A more global UK strategy for decarbonisation would rest on three planks. Research, procurement, and diplomacy.
The easiest, most comfortable way to decarbonise our economies as Bill Gates has set out would be to reduce the price of low, or zero carbon technologies so they outcompete high emission products in the market. Researching new technologies that could make this happen is therefore essential to securing a future for our planet.
Once a technology is invented however, there is no guarantee that it will ever be scaled to the point at which it is competitive with current technologies. Electric cars have been around about as long as cars powered by fossil fuels. History in this case favoured petrol powered cars and now there are entire industries devoted to making the best, most efficient and cheapest petrol cars imaginable. It has taken years for electric cars to build the scale to be even remotely competitive. For other alternative technologies we have run out of time for them to scale.

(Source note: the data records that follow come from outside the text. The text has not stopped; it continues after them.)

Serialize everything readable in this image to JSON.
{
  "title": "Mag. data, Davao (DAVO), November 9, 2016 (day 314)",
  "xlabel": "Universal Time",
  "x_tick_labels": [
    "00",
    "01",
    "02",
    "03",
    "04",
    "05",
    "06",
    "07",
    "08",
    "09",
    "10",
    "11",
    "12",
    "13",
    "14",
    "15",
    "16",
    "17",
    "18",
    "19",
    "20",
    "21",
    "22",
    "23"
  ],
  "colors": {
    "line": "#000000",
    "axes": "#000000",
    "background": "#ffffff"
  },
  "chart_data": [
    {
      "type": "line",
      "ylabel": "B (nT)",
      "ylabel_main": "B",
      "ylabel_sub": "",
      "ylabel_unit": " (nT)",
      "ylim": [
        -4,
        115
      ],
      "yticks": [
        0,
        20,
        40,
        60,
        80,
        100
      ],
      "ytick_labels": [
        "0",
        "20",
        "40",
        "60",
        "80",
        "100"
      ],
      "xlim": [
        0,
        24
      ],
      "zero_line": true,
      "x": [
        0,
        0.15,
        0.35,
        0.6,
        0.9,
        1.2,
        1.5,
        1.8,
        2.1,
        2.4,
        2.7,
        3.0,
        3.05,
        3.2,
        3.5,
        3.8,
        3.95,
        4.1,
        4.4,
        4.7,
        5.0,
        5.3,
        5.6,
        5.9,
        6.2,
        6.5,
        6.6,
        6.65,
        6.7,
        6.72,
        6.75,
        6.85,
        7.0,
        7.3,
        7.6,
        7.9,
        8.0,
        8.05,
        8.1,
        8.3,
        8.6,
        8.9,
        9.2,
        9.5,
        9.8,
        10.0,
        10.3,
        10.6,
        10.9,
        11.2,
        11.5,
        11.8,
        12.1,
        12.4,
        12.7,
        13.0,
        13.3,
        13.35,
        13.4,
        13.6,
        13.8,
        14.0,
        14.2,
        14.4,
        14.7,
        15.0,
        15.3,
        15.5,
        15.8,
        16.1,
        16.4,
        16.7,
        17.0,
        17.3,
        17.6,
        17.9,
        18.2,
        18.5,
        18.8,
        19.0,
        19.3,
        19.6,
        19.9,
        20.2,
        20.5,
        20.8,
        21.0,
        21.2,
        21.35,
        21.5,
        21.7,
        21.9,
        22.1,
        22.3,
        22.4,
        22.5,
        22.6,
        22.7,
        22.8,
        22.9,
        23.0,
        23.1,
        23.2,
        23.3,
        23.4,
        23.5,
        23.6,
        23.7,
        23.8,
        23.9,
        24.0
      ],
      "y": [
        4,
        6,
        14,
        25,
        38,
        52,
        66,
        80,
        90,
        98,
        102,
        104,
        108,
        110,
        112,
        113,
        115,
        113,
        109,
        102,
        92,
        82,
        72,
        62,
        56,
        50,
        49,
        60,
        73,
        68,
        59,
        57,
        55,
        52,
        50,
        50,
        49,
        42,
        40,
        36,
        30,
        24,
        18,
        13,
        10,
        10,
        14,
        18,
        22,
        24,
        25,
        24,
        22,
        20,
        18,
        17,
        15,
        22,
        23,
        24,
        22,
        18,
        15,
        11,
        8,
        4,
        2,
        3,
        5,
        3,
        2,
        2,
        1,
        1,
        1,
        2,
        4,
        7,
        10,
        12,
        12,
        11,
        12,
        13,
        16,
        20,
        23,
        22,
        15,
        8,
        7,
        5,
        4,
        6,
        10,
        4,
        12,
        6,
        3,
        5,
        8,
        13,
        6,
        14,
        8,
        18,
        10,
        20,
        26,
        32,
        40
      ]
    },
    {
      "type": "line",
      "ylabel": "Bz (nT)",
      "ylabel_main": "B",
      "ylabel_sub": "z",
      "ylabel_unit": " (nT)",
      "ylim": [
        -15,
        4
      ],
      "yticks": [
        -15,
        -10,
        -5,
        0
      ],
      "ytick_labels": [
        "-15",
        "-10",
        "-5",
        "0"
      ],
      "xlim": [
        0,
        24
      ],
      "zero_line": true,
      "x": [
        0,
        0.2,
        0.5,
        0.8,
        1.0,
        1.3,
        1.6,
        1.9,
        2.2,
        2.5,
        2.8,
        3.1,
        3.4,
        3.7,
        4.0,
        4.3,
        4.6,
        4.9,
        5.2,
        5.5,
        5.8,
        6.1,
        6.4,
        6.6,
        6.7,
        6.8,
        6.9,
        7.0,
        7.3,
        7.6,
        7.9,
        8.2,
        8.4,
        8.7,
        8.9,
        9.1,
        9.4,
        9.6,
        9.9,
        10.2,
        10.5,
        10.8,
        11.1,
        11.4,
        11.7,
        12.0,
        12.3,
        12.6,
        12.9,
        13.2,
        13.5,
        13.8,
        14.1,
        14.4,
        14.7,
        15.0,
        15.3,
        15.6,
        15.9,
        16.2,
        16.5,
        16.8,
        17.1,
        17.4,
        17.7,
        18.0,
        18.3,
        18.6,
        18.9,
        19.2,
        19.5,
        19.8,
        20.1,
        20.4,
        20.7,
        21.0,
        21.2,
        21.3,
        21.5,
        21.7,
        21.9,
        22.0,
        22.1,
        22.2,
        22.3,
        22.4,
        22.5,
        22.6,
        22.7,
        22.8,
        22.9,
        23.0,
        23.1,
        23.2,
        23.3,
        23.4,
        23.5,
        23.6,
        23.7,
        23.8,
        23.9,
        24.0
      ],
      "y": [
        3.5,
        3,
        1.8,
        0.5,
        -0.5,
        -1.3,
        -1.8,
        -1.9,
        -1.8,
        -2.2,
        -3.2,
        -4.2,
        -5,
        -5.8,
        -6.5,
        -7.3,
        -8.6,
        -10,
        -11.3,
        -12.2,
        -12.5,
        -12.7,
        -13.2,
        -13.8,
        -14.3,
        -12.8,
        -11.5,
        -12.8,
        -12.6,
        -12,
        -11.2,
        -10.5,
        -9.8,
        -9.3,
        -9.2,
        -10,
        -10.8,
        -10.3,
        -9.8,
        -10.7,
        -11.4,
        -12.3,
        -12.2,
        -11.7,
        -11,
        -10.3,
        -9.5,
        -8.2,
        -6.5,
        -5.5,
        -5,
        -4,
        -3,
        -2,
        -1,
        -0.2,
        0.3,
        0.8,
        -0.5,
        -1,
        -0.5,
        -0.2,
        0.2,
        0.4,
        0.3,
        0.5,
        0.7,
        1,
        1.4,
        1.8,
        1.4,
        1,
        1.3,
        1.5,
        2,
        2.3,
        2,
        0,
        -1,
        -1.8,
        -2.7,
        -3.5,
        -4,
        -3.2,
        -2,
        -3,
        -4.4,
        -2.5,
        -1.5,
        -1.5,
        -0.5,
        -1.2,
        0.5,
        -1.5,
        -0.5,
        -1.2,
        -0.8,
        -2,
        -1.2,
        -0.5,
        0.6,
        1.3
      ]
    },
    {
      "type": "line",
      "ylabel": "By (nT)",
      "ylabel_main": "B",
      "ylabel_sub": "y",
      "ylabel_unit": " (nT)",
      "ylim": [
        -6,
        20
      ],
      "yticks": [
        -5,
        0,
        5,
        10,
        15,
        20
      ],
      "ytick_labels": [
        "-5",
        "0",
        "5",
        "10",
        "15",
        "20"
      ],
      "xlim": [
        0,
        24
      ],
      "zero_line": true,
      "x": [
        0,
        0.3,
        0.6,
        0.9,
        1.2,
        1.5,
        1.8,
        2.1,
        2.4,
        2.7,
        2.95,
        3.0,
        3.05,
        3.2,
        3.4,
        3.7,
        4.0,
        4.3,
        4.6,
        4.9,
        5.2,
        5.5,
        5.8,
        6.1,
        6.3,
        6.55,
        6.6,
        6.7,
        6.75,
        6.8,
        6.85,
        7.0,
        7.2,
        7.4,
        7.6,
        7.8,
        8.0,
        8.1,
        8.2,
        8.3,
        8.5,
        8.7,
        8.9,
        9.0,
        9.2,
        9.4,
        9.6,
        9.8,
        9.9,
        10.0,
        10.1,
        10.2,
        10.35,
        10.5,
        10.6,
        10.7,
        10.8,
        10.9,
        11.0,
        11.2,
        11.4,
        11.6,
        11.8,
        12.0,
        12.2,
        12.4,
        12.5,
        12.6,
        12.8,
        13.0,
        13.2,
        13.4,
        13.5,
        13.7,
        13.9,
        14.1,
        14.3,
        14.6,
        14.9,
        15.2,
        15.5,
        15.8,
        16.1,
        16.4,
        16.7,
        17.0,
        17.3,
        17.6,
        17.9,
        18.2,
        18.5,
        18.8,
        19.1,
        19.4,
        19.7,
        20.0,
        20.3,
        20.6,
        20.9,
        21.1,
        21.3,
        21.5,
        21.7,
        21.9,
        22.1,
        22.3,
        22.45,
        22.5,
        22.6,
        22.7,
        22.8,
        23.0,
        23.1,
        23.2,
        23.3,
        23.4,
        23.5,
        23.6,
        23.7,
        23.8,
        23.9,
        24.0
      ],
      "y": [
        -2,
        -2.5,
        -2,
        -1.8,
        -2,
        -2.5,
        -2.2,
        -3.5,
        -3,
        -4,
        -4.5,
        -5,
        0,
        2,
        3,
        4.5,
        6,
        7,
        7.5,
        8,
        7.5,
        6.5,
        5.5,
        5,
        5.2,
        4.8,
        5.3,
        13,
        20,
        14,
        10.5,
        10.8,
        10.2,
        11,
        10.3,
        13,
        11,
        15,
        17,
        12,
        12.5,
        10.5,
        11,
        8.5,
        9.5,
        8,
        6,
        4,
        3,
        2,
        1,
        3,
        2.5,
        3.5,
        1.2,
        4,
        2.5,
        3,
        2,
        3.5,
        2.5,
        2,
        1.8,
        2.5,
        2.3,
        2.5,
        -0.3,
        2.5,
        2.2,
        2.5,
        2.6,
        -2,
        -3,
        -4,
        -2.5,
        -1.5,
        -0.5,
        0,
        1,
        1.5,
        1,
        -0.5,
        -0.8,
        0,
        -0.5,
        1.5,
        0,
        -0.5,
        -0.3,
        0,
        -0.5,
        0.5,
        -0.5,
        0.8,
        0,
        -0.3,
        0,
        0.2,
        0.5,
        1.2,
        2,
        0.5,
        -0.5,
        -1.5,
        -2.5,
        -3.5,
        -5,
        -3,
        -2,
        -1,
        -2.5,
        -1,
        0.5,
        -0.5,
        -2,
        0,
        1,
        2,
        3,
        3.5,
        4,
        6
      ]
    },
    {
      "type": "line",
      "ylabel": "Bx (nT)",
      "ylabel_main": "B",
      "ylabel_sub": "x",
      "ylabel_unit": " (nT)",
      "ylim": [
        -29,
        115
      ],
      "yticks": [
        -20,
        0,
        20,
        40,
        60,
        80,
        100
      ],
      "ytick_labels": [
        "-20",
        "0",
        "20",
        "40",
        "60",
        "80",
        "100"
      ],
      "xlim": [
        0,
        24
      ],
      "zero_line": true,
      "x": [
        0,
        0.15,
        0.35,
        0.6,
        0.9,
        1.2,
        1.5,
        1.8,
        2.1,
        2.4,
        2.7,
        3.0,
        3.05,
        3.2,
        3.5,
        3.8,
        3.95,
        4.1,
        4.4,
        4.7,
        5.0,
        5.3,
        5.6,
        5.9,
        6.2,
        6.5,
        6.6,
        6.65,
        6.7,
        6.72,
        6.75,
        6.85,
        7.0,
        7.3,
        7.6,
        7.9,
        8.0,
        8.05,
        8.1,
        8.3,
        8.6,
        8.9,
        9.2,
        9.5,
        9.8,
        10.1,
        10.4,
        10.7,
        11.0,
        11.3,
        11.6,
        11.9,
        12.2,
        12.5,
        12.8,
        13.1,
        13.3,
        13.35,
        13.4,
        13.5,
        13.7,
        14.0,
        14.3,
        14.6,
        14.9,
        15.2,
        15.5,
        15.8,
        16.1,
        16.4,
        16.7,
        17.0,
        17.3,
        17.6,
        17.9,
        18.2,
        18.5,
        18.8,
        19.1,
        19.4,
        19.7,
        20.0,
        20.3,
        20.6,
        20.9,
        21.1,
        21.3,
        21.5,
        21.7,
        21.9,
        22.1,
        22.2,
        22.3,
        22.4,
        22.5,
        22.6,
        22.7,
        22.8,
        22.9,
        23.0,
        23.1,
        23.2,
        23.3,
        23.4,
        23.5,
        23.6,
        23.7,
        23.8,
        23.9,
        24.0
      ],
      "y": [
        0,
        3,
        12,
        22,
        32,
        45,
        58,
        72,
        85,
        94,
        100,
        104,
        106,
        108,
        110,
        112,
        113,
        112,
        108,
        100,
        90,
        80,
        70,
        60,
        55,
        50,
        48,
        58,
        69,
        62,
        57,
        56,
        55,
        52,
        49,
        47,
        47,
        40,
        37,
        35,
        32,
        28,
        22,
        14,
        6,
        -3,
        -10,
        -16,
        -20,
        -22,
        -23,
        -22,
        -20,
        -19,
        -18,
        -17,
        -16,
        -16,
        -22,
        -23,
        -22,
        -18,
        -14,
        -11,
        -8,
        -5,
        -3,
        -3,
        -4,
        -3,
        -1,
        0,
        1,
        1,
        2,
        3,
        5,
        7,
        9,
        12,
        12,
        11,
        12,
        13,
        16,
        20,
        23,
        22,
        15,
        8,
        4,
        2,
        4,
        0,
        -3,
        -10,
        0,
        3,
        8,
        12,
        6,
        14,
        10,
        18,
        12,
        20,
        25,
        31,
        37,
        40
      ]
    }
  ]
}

One way governments can speed this process is by using clever subsidies or their immense buying power to increase the scale of nascent industries quickly. The technologies that revolutionise the world won’t be the exciting cutting edge ones, they will be the ones that become cheap and accessible enough to be useful as solar and wind power are now proving. The electrolysis of hydrogen from water, various forms of energy storage, low carbon concrete, zero carbon steel and even electric aviation are all technologies that are maturing and were Britain to show the way, could be applied across the world.
Finally diplomacy. As COP26 has shown, decarbonisation by consensus means that the world moves at the speed of the slowest. America’s lack of credibility on climate issues did not encourage China or India to commit to big cuts in emissions and understandably so. Why should industrialising countries forgo growth to save developed countries unwilling to lift a finger?
It is a rocky road but it may be time to contemplate enforcement mechanisms for those countries that flout climate treaties. So far at least, that category has included most world governments as talk is cheap, but as more countries begin to fall on the right side of history it can’t be right that our efforts are derailed by those, like Joe Manchin who are too invested in the past to allow for a future.